Trotz der zahlreichen Anpassungen sterben jedes Jahr abertausende von Vögeln während des Vogelzuges und Schätzungen zufolge, schafft es nur einer von drei Vögel zurück in seine Brutgebiete. Viele von ihnen entkräften in Stürmen oder beim Überqueren von Gebirgszügen, andere ertrinken, verhungern oder verdursten auf den langen Strecken, die sie über Meere zurücklegen müssen. Wieder andere werden bei Zwischenlandungen Opfer von Beutegreifern. Die größte Gefahr für den Vogelzug ist aber menschengemacht: Lichtverschmutzung und Elektrosmog stört die Orientierung der Tiere, so dass sie von ihren Routen abkommen und entkräften. Der Klimawandel trägt dazu bei, dass häufiger extreme Wetterereignisse stattfinden die zu starken Stürmen, Regenfällen oder Trockenheit führen und so kann es passieren, dass sie von ihren angestammten Routen abkommen oder aber auf diesen während der Ruhepausen keine Nahrung finden. Auch die Zerstörung von Nahrungs- und Rastflächen durch eine Intensivierung in der Landwirtschaft, macht es den Tieren zunehmend schwer, Ruhe und Nahrung entlang der Routen zu finden. Eine weitere Gefahr ist die zunehmende Bebauung von Flächen und so verenden viele Tiere bei Kollisionen mit Glasscheiben oder hohen Gebäuden, werden von Windrädern erschlagen oder erhalten einen tödlichen Elektroschock auf schlecht isolierten Hochspannungsleitungen. Die aber wohl größte Gefahr beim Vogelzug ist die flächendeckende Jagd auf die Zugvögel, denn Singvögel sind bis heute in fast allen Gebieten des Mittelmeerraums, des Kaukasus, des kaspischen und schwarzen Meeres eine Delikatesse.
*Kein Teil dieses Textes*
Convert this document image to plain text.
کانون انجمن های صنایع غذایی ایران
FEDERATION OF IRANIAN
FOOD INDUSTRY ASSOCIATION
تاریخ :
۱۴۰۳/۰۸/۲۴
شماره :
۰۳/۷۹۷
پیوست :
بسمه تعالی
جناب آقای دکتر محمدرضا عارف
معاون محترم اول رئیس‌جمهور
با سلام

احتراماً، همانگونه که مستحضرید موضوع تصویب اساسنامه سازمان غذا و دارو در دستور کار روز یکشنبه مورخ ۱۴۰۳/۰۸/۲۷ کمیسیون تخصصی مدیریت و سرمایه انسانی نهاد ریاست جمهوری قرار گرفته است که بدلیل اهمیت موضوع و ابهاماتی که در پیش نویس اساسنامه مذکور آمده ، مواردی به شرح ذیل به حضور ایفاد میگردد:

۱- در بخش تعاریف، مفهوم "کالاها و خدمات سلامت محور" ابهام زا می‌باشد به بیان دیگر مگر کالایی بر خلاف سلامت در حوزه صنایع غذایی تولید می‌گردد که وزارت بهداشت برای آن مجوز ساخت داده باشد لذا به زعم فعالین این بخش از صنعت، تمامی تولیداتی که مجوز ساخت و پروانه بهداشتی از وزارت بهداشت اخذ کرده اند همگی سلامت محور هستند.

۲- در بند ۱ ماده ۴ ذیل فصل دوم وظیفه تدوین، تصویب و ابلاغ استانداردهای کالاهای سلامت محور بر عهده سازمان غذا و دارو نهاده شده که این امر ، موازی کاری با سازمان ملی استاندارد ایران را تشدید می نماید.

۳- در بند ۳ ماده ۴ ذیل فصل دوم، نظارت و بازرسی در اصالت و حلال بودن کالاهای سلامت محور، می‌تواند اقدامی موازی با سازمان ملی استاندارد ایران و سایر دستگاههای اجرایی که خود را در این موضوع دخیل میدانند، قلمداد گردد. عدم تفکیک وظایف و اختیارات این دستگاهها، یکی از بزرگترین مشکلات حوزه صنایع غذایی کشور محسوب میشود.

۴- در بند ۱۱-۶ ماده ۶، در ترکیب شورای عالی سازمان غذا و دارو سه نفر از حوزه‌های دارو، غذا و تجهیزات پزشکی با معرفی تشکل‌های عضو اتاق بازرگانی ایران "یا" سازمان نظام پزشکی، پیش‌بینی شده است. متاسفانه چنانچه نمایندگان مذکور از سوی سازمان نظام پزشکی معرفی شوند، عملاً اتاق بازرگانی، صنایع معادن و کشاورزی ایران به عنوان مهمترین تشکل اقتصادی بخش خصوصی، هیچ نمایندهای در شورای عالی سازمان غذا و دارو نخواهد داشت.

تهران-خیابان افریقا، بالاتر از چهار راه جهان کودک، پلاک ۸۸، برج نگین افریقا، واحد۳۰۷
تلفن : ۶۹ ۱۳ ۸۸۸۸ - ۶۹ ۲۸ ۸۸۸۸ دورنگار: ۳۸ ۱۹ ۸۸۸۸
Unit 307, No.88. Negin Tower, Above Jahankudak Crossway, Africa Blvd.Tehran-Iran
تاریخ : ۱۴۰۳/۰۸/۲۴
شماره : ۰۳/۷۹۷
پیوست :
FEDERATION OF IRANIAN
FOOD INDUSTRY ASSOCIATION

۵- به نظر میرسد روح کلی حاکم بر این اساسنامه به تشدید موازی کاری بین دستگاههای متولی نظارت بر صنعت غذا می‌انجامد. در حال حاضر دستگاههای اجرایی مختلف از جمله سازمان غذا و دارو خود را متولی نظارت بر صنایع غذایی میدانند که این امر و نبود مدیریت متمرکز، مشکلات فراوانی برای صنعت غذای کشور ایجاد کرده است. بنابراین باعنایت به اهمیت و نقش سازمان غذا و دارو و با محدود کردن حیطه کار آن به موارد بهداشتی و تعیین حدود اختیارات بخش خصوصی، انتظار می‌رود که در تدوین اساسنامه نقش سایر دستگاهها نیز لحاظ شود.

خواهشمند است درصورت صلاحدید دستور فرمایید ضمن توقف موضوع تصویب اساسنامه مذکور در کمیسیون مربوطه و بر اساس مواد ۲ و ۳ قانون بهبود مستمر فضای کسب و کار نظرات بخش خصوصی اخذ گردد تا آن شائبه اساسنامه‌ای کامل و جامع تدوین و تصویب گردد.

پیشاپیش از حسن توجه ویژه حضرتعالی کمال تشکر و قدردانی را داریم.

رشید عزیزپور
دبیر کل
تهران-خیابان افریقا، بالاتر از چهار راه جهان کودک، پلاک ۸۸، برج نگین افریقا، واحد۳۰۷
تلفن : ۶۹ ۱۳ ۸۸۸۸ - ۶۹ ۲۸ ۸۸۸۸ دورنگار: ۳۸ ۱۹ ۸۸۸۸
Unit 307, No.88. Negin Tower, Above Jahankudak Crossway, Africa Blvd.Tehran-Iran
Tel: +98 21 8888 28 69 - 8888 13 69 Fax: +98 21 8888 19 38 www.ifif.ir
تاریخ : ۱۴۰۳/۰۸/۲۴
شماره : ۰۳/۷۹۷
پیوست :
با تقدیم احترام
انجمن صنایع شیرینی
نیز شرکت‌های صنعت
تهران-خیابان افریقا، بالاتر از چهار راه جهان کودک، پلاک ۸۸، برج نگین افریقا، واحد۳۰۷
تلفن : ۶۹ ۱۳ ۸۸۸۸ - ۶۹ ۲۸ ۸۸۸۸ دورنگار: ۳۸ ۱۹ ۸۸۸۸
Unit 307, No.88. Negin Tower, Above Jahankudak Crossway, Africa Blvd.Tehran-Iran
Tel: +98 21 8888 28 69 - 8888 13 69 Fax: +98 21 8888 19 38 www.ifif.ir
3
Es wird geschätzt, dass alleine auf Zypern jedes Jahr 2,8Millionen Vögel getötet werden oder dass in der mit 700km langen und größten Vogelfanganlage der Welt, in Ägypten jährlich bis zu 12 Millionen Tiere gefangen und als Delikatesse verkauft werden – für die Vogelfänger ein erträgliches Geschäft in Millionenhöhe, für die Vogelpopulationen eine arge Bedrohung (Quelle: NABU).

ZUGVÖGEL SCHÜTZEN

Was also tun um unsere Zugvögel zu beschützen? Viele große Naturschutzorganisationen gehen seit Jahrzehnten gegen die illegale Jagd auf Singvögel vor und betreiben Aufklärungskampagnen um die Vogeljäger zu einem Umdenken zu bewegen. Solche Kampagnen kann man finanziell mit Hilfe von Patenschaften oder Spenden unterstützen. Aber auch vor Ort kann jeder viel Gutes tun, indem zum Beispiel Gärten und Balkone naturnah gestaltet werden, Nisthilfen bereitgestellt oder aber Brutplätze an und in Dächern erhalten werden. Gefahren, wie zum Beispiel Glasscheiben oder Vernetzungen, sollten minimiert und vogelsicher gemacht werden, Katzen sollten während der Brutsaison nicht in den Freigang geschickt werden. Jede kleine Hilfe kann zukünftig das Überleben einer Art sichern. Es ist auch wichtig, zu Beginn der Brutsaison im Frühjahr artgerechtes Zusatzfutter in den Gärten anzubieten, so dass die eintreffenden Zugvögel ihre erschöpften Energiereserven schnell wieder auffüllen und abreisende Zugvögel sich ein adäquates Fettpolster anlegen können. Des Weiteren ist es unabdingbar, dass Lebensräume und Brutgebiete erhalten werden. Aus diesem Grund sollte jeder sein eigenes Konsumverhalten überdenken und biologische und regionale Landwirtschaft unterstützen sowie wenig Luxusgüter oder endliche Ressourcen, wie zum Beispiel Wasser, Fleisch, Erdölprodukte oder Produkte aus intensiver Landwirtschaft, konsumieren und vor allem solche Produkte nicht verschwenden.